Erano abbastanza oscure anche a lui. Sicuramente c’entrava il fatto che era la moglie di 
un uomo che si sentiva il padrone dell’universo. L’idea infantile che, mentre 
l’imprenditore si faceva un culo come un paiolo per diventare l’uomo più ricco d’Italia, 
lui gli trombava la moglie, a Fabrizio risultava eccitante e spassosa nello stesso tempo. 
Godeva quando Cristina, dopo l’amplesso, gli poggiava la testa sul torace e gli 
raccontava che razza di pallone gonfiato era il signor Gelati, con la sua passione per il 
volo in aliante e le sue pretese di nobiltà. O quando Cristina si dilungava, con una certa 
ironia, sulle frustrazioni di un’esistenza all’ombra di un uomo egotico e insensibile. 
Fabrizio si faceva raccontare per filo e per segno tutti i fatti più meschini che alla fine 
trasformavano questo padrone dell’universo in un povero miserabile. 
C’era un’altra cosa da non sottovalutare.
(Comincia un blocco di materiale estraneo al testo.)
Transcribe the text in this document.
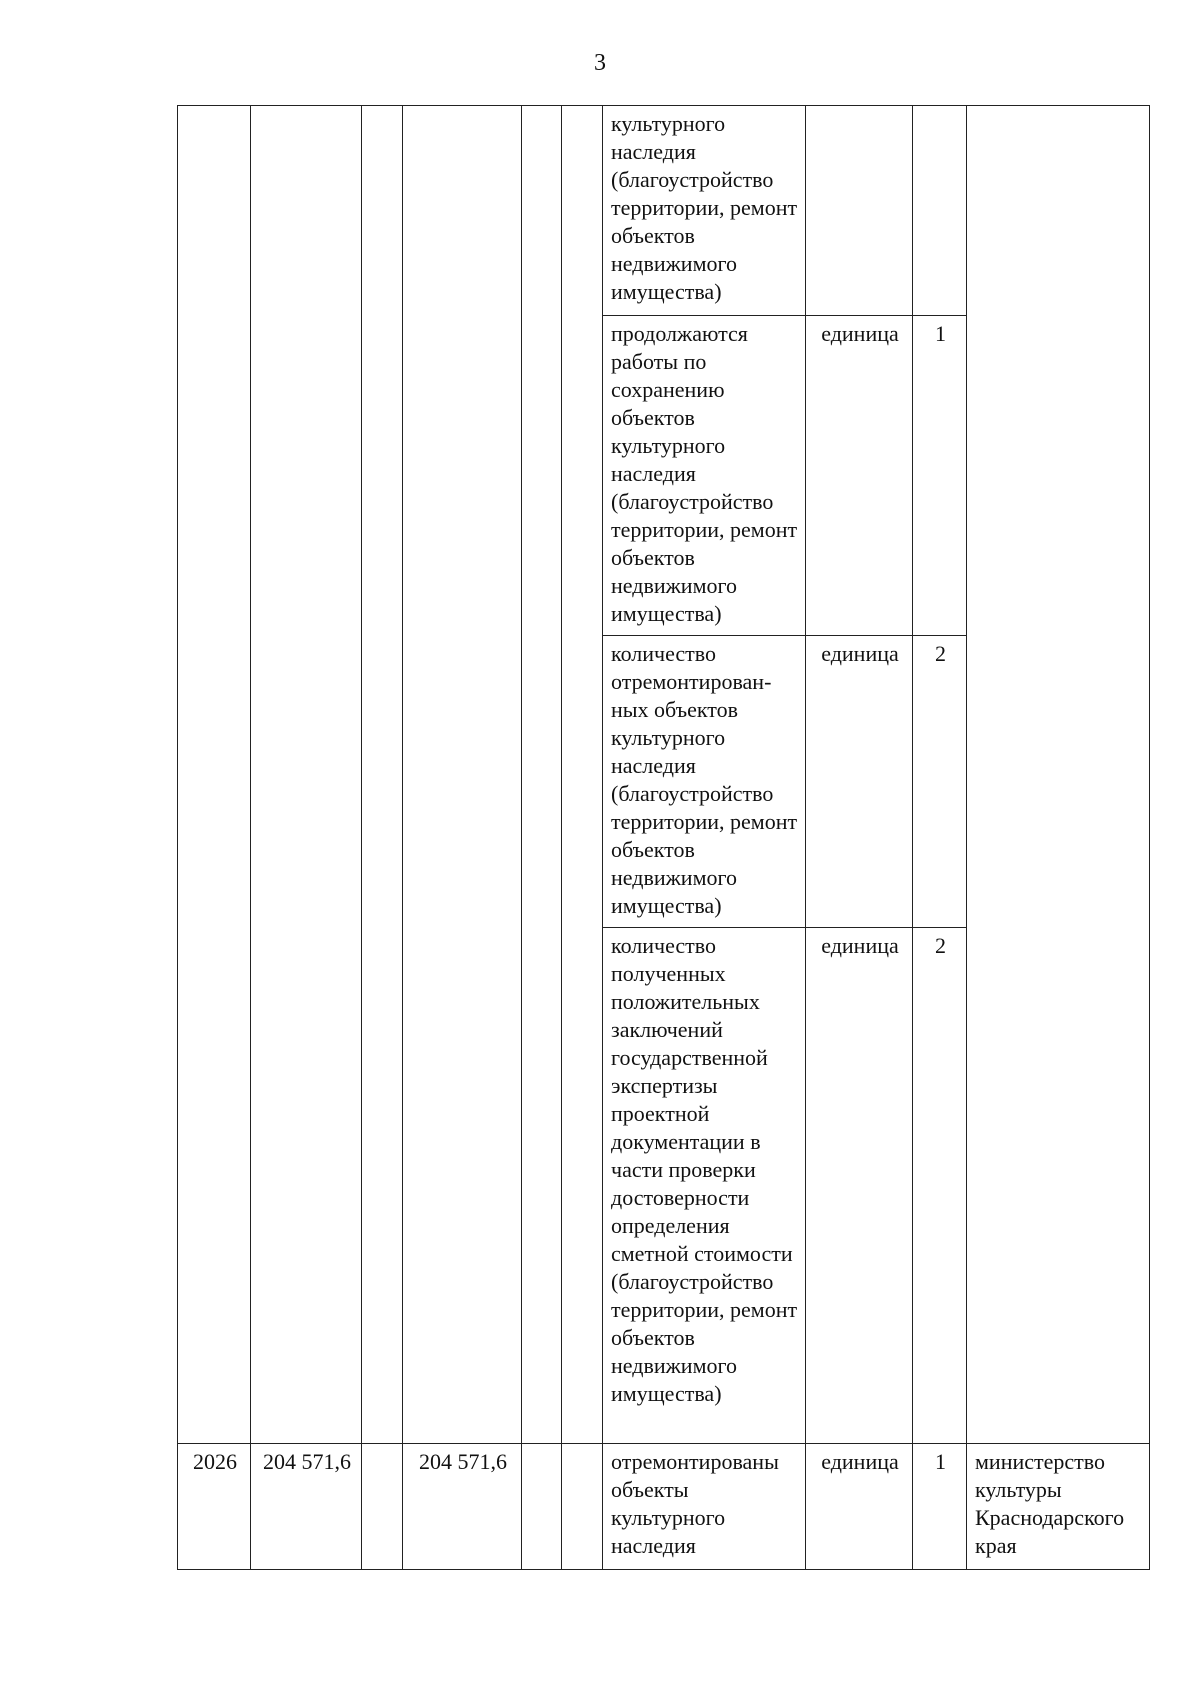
3
						культурного наследия (благоустройство территории, ремонт объектов недвижимого имущества)			
						продолжаются работы по сохранению объектов культурного наследия (благоустройство территории, ремонт объектов недвижимого имущества)	единица	1	
						количество отремонтирован-
ных объектов культурного наследия (благоустройство территории, ремонт объектов недвижимого имущества)	единица	2	
						количество полученных положительных заключений государственной экспертизы проектной документации в части проверки достоверности определения сметной стоимости (благоустройство территории, ремонт объектов недвижимого имущества)	единица	2	
2026	204 571,6		204 571,6			отремонтированы объекты культурного наследия	единица	1	министерство культуры Краснодарского края
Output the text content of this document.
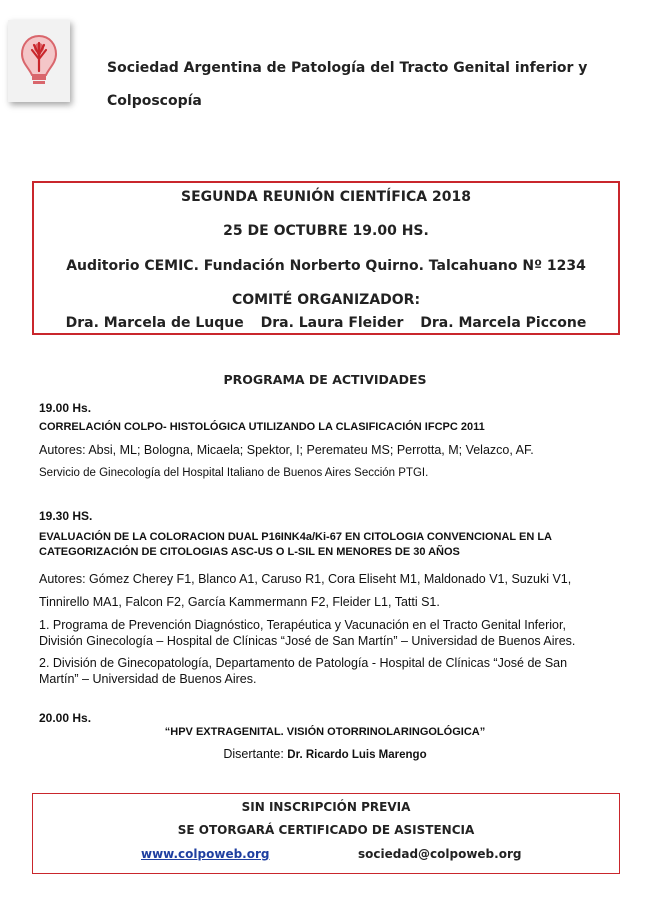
Sociedad Argentina de Patología del Tracto Genital inferior y
Colposcopía
SEGUNDA REUNIÓN CIENTÍFICA 2018
25 DE OCTUBRE 19.00 HS.
Auditorio CEMIC. Fundación Norberto Quirno. Talcahuano Nº 1234
COMITÉ ORGANIZADOR:
Dra. Marcela de Luque Dra. Laura Fleider Dra. Marcela Piccone
PROGRAMA DE ACTIVIDADES
19.00 Hs.
CORRELACIÓN COLPO- HISTOLÓGICA UTILIZANDO LA CLASIFICACIÓN IFCPC 2011
Autores: Absi, ML; Bologna, Micaela; Spektor, I; Peremateu MS; Perrotta, M; Velazco, AF.
Servicio de Ginecología del Hospital Italiano de Buenos Aires Sección PTGI.
19.30 HS.
EVALUACIÓN DE LA COLORACION DUAL P16INK4a/Ki-67 EN CITOLOGIA CONVENCIONAL EN LA
CATEGORIZACIÓN DE CITOLOGIAS ASC-US O L-SIL EN MENORES DE 30 AÑOS
Autores: Gómez Cherey F1, Blanco A1, Caruso R1, Cora Eliseht M1, Maldonado V1, Suzuki V1,
Tinnirello MA1, Falcon F2, García Kammermann F2, Fleider L1, Tatti S1.
1. Programa de Prevención Diagnóstico, Terapéutica y Vacunación en el Tracto Genital Inferior,
División Ginecología – Hospital de Clínicas “José de San Martín” – Universidad de Buenos Aires.
2. División de Ginecopatología, Departamento de Patología - Hospital de Clínicas “José de San
Martín” – Universidad de Buenos Aires.
20.00 Hs.
“HPV EXTRAGENITAL. VISIÓN OTORRINOLARINGOLÓGICA”
Disertante: Dr. Ricardo Luis Marengo
SIN INSCRIPCIÓN PREVIA
SE OTORGARÁ CERTIFICADO DE ASISTENCIA
www.colpoweb.org	sociedad@colpoweb.org
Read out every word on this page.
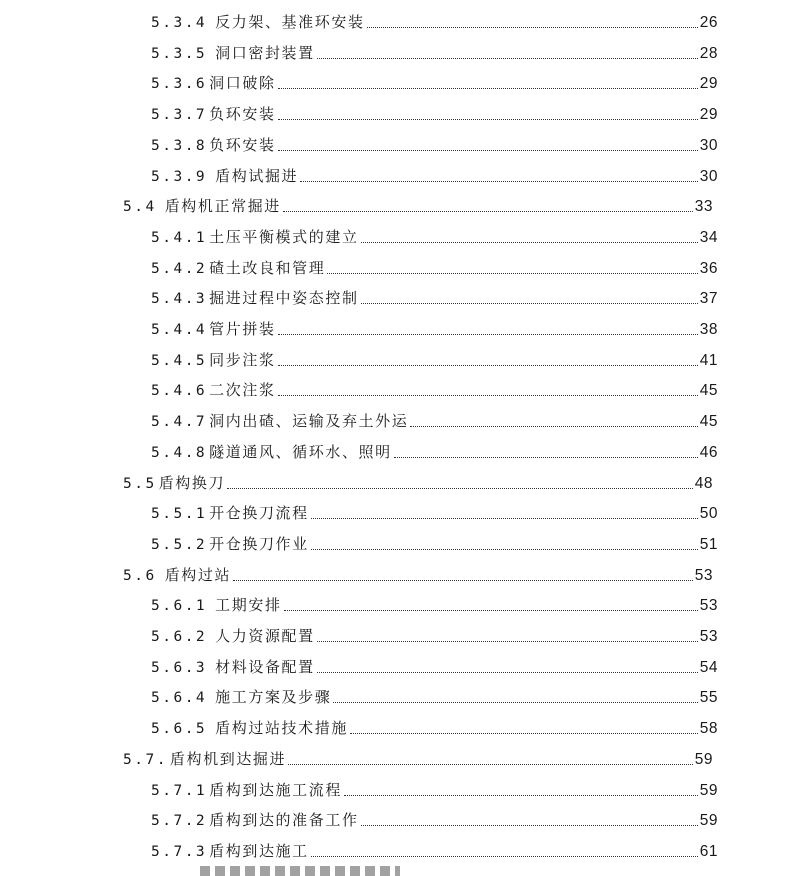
5.3.4 反力架、基准环安装	26
5.3.5 洞口密封装置	28
5.3.6 洞口破除	29
5.3.7 负环安装	29
5.3.8 负环安装	30
5.3.9 盾构试掘进	30
5.4 盾构机正常掘进	33
5.4.1 土压平衡模式的建立	34
5.4.2 碴土改良和管理	36
5.4.3 掘进过程中姿态控制	37
5.4.4 管片拼装	38
5.4.5 同步注浆	41
5.4.6 二次注浆	45
5.4.7 洞内出碴、运输及弃土外运	45
5.4.8 隧道通风、循环水、照明	46
5.5 盾构换刀	48
5.5.1 开仓换刀流程	50
5.5.2 开仓换刀作业	51
5.6 盾构过站	53
5.6.1 工期安排	53
5.6.2 人力资源配置	53
5.6.3 材料设备配置	54
5.6.4 施工方案及步骤	55
5.6.5 盾构过站技术措施	58
5.7. 盾构机到达掘进	59
5.7.1 盾构到达施工流程	59
5.7.2 盾构到达的准备工作	59
5.7.3 盾构到达施工	61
Fabrizio viveva nella sua casa a via 
Mecenate in un totale degrado e si alimentava esclusivamente nei ristoranti. I Gelati 
invece possedevano un attico di cinquecento metri quadri sopra piazza Navona, con un 
bagno di marmo bianco che sembrava l’Ara Pacis e un frigo grande come un forziere 
colmo di ostriche freschissime, prosciutto Serrano e specialità provenienti da tutte le 
parti del mondo. Cristina era sempre sola e Fabrizio quando voleva rilassarsi andava da 
lei. Si immergeva nella piscina riscaldata, guardava le partite nella saletta cinema e si 
faceva preparare delle cenette sfiziose.
– Cristina? – fece Ciba sorpreso. Non era mai successo che lei gli parlasse in 
pubblico. Lo evitava accuratamente, terrorizzata che qualcuno li potesse notare insieme. 
L’ira del padrone dell’universo, se avesse scoperto la loro relazione, poteva essere 
furiosa e distruttiva come quella di un dio babilonese. 
Cristina, per l’occasione, indossava un tubino nero con una scollatura sulla schiena 
che le arrivava alle chiappe e un cappello con la veletta. Era sconvolta. – Fabrizio! Ti 
devo parlare… 
Allo scrittore sali una nausea terribile. – Che succede?